Logan’s parent company CraftWorks imploded in early 2020, temporarily shuttering all Logan’s Roadhouse locations. However, the chain is currently under new management and attempting to reinvent itself. It has recently reported 35% growth over 2020 sales and 20% over 2019, benefitting from the current popularity of the steakhouse segment.

sizzler steakhouse
calimedia / Shutterstock

The California-based steakhouse got its start in the 1950s, and enjoyed initial success as a mid-tear steak chain, offering “steak you can’t afford miss.” In the 1980s, competition from casual dining chains like Outback and Red Lobster cut into Sizzler’s business, and its pivot to buffet dining in the 1990s fell flat and caused the company’s bankruptcy filing in 1996.

Sizzler’s sales were already declining pre-pandemic, with losses reported in both 2018 and 2019. A 63% decline in sales in 2020 edged the company into another bankruptcy, and its footprint shrunk to a mere 100 units—down from 130 in 2018.

lone star steakhouse storefront
David Tonelson/Shutterstock

The Texas-based chain was founded in the late 1980s and grew quickly in the 1990s, thanks to its popular mesquite-grilled steaks and Texas-themed decor.

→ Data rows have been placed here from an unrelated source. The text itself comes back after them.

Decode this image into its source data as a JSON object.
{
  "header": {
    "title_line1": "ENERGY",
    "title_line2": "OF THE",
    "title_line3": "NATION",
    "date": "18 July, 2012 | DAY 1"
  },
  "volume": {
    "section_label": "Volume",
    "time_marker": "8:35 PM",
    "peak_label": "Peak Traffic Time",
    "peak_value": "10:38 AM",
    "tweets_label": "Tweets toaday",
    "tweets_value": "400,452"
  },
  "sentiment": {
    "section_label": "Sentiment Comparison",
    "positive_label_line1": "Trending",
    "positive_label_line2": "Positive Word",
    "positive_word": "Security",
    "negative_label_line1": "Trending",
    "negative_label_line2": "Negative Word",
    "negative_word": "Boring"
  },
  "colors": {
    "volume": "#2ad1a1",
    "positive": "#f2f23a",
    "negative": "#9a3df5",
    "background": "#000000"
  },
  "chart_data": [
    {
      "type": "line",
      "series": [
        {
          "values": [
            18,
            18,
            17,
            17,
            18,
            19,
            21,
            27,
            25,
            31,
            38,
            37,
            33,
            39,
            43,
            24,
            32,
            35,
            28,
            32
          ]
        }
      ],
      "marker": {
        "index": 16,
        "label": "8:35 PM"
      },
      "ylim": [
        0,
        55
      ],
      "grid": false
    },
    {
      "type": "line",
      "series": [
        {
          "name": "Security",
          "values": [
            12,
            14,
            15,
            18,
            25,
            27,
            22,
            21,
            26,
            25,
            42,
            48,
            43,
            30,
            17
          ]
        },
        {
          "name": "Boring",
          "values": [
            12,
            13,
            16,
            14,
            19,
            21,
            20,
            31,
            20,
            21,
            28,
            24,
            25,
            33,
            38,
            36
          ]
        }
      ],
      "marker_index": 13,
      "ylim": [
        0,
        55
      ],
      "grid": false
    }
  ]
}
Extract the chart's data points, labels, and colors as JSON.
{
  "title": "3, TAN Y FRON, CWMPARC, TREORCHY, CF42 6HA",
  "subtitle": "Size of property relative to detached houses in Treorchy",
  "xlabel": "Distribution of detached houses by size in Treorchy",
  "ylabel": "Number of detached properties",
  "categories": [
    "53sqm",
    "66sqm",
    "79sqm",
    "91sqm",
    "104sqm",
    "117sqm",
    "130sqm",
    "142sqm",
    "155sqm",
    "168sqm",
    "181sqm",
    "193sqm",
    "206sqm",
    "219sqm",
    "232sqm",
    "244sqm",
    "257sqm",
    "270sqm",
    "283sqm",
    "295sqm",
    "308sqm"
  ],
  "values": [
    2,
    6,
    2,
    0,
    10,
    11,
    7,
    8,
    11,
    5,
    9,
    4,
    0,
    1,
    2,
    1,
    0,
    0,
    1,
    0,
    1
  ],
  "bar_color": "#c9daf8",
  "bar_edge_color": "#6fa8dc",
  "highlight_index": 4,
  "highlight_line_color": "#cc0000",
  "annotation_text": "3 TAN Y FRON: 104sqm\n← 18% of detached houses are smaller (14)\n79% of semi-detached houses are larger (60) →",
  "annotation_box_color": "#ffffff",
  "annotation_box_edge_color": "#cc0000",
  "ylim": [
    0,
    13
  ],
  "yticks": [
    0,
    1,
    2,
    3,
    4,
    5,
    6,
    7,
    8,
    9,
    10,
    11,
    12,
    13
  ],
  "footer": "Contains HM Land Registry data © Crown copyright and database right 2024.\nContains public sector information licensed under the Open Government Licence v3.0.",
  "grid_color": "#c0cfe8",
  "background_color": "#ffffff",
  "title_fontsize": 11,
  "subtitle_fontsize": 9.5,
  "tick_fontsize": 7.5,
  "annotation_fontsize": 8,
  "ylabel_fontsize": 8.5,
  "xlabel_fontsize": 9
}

Lone Star went public within about three years of its founding and cracked the top six of Fortune’s 100 fastest-growing companies in 1994.

But the past two decades and change have not been kind to Lone Star. Due to increasing competition and operational costs, sales slowed in the late 1990s, and the chain’s stock value declined sharply—from $46 per share in 1996 to just $6 per share in 1998. Lone Star had about 265 restaurants in 1999. Now, the chain is down to a single location in Tamuning, Guam.